Super, but is it sporty?

But then again, if you wanted a Ducati with road manners that was comfortable, you’d probably be sitting on a Multistrada by now and the fact that this thing is called a SuperSport, should make it at least fairly handy if you fancy getting a move on. The thing is, that’s where the SuperSport does hit its limitations, with the only real thing holding it back being the amount of power that it has to haul the fairly hefty weight. Don’t get me wrong, it still pulls impressively through the rev range with enough urgency to keep things exciting 99% of the time, but the redline just seems to hit way sooner than feels right on a big capacity sportsbike for when just want that little bit extra.

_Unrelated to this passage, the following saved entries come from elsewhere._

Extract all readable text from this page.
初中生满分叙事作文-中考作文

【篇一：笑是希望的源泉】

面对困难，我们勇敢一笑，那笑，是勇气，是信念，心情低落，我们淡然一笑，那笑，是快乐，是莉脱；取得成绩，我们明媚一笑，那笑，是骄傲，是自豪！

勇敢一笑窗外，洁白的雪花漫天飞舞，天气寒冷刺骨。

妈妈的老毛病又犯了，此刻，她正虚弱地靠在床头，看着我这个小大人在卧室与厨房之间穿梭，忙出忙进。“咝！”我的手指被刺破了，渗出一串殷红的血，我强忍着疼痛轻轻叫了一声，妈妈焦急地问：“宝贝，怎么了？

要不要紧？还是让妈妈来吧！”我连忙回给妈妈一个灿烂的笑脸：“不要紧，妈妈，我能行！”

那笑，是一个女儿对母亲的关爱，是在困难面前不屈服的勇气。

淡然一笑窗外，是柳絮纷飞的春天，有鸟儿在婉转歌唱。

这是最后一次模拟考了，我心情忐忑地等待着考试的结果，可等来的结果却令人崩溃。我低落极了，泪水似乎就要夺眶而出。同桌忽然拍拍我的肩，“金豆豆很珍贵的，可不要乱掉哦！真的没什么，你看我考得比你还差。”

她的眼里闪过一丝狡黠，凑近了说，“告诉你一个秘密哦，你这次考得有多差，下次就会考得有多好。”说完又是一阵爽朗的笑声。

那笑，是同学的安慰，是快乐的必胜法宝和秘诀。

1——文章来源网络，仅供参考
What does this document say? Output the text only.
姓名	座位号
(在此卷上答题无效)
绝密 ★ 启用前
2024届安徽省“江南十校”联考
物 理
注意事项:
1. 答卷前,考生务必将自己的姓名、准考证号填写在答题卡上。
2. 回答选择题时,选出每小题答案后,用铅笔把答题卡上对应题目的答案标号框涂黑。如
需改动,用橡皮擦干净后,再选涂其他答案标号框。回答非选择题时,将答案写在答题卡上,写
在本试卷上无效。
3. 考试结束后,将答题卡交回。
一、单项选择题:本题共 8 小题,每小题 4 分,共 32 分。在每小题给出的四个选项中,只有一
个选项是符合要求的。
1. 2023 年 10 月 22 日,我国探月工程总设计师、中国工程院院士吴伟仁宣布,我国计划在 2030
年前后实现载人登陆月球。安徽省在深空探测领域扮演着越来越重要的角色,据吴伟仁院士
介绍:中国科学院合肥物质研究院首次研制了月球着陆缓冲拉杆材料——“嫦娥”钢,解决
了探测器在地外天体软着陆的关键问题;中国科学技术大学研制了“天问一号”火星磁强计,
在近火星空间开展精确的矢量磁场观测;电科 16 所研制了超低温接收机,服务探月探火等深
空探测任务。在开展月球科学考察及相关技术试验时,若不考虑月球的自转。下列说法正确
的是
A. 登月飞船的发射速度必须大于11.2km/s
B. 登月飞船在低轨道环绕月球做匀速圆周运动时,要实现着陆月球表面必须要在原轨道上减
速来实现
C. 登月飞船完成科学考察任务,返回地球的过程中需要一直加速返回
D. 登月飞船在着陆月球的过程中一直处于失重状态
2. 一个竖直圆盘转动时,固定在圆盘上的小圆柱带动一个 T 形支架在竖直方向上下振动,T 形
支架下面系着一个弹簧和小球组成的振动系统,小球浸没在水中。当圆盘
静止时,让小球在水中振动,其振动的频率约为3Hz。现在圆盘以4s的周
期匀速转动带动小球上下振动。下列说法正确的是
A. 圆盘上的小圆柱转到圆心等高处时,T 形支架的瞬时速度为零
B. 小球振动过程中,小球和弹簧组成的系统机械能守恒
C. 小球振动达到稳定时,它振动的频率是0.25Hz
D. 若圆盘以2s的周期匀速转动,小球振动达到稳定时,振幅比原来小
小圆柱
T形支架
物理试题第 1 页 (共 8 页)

It’s not too much of a big deal though, as the rest of the SuperSport 950 really is impressive. Being on the higher-spec ‘S’ version, the fully adjustable Öhlins suspension feels absolutely incredible when cornering, offering bundles of feedback throughout the stroke, yet still soaking up the bumpy UK tarmac with ease, without feeling too soft or spongy. I was glad they did too, as that Brembo braking set-up offers a monstrous amount of power when it comes to scrubbing the speed off, offering a load of initial bite and feel. Even the electronics are dialled in to perfection, with Ducati using their tried and testing six-axis IMU to power the aids, to give a nice level between control, and interference that’s easily adjustable to your preference. Sure, it doesn’t have the stiffest suspension, sportiest stance or the most ground clearance, but I’d love to see the SuperSport with the Panigale V2’s 150bhp engine, as I really do think that would be near enough a perfect combination.



Ducati’s range of sports bikes aren’t renowned for being user friendly or for their road-going etiquette, but the SuperSport 950S really is an exception to the rule. It really is a refined, comfortable and good lucking machine that’s packed with tech if you want something that’s fairly sporty and that won’t make you pull a muscle with every ride. And I say fairly sporty because although it handles well and comes equipped with some serious kit in terms of its components, it won’t offer the performance of a full blooded sportsbike. But then again, if you want that, buy a Panigale.

Sports tourers have faded in popularity in recent years, replaced on the whole by adventure bikes like Ducati’s own Multistrada. That said, machines like the SuperSport still attract a loyal following – and rightly so. If high mileage and comfort is more important to you than cutting up lap records, then this is a cracking tool for the job.